As with unresectable UC, gemcitabine and cisplatin therapy is the standard of care for unresectable biliary tract carcinoma presenting with obstructive jaundice, and it is recommended that chemotherapy or surgery be initiated with appropriate biliary drainage for patients with obstructive jaundice.4,5 In the present case, the issue was not only jaundice but also the progression of anemia associated with stimulation by eating rather than gross hematuria. Therefore, we performed a combined biliary bypass and gastrojejunostomy. As a result, the patient's overall condition rapidly improved, and subsequent chemotherapy could be administered safely.
4. Conclusion
In this report, we demonstrated the management of advanced UC with obstructive jaundice.

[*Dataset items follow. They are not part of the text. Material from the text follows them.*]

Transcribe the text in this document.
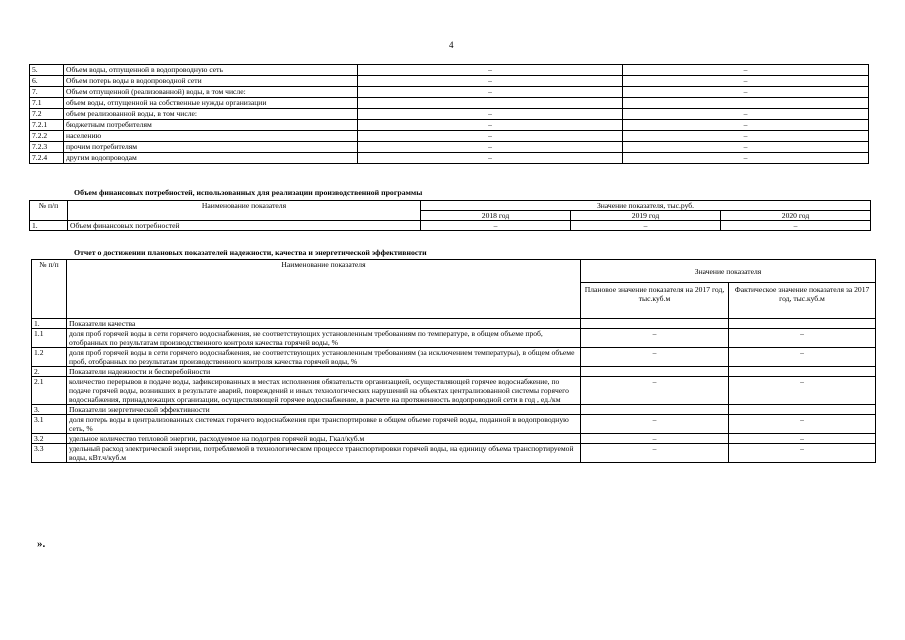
4
5.	Объем воды, отпущенной в водопроводную сеть	–	–
6.	Объем потерь воды в водопроводной сети	–	–
7.	Объем отпущенной (реализованной) воды, в том числе:	–	–
7.1	объем воды, отпущенной на собственные нужды организации		
7.2	объем реализованной воды, в том числе:	–	–
7.2.1	бюджетным потребителям	–	–
7.2.2	населению	–	–
7.2.3	прочим потребителям	–	–
7.2.4	другим водопроводам	–	–
Объем финансовых потребностей, использованных для реализации производственной программы
№ п/п	Наименование показателя	Значение показателя, тыс.руб.		
		2018 год	2019 год	2020 год
1.	Объем финансовых потребностей	–	–	–
Отчет о достижении плановых показателей надежности, качества и энергетической эффективности
№ п/п	Наименование показателя	Значение показателя	
		Плановое значение показателя на 2017 год, тыс.куб.м	Фактическое значение показателя за 2017 год, тыс.куб.м
1.	Показатели качества		
1.1	доля проб горячей воды в сети горячего водоснабжения, не соответствующих установленным требованиям по температуре, в общем объеме проб, отобранных по результатам производственного контроля качества горячей воды, %	–	–
1.2	доля проб горячей воды в сети горячего водоснабжения, не соответствующих установленным требованиям (за исключением температуры), в общем объеме проб, отобранных по результатам производственного контроля качества горячей воды, %	–	–
2.	Показатели надежности и бесперебойности		
2.1	количество перерывов в подаче воды, зафиксированных в местах исполнения обязательств организацией, осуществляющей горячее водоснабжение, по подаче горячей воды, возникших в результате аварий, повреждений и иных технологических нарушений на объектах централизованной системы горячего водоснабжения, принадлежащих организации, осуществляющей горячее водоснабжение, в расчете на протяженность водопроводной сети в год , ед./км	–	–
3.	Показатели энергетической эффективности		
3.1	доля потерь воды в централизованных системах горячего водоснабжения при транспортировке в общем объеме горячей воды, поданной в водопроводную сеть, %	–	–
3.2	удельное количество тепловой энергии, расходуемое на подогрев горячей воды, Гкал/куб.м	–	–
3.3	удельный расход электрической энергии, потребляемой в технологическом процессе транспортировки горячей воды, на единицу объема транспортируемой воды, кВт.ч/куб.м	–	–
».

We believe that biliary drainage combined with biliary bypass was effective and allowed safe administration of subsequent chemotherapy.
Consent
Written consent to publish was obtained from the patient for the publication of this case and any accompanying images.
Author contributions
DI drafted the report and cared for the patient. TS helped establish the pathological diagnosis. ST, TT, and HF cared for the patient and contributed to the manuscript. WO supervised and reviewed the report.
Funding
None.
Declaration of competing interest
The authors have no conflicts of interest to declare.
Acknowledgements
The authors would like to thank Enago (www.enago.jp) for the English language review.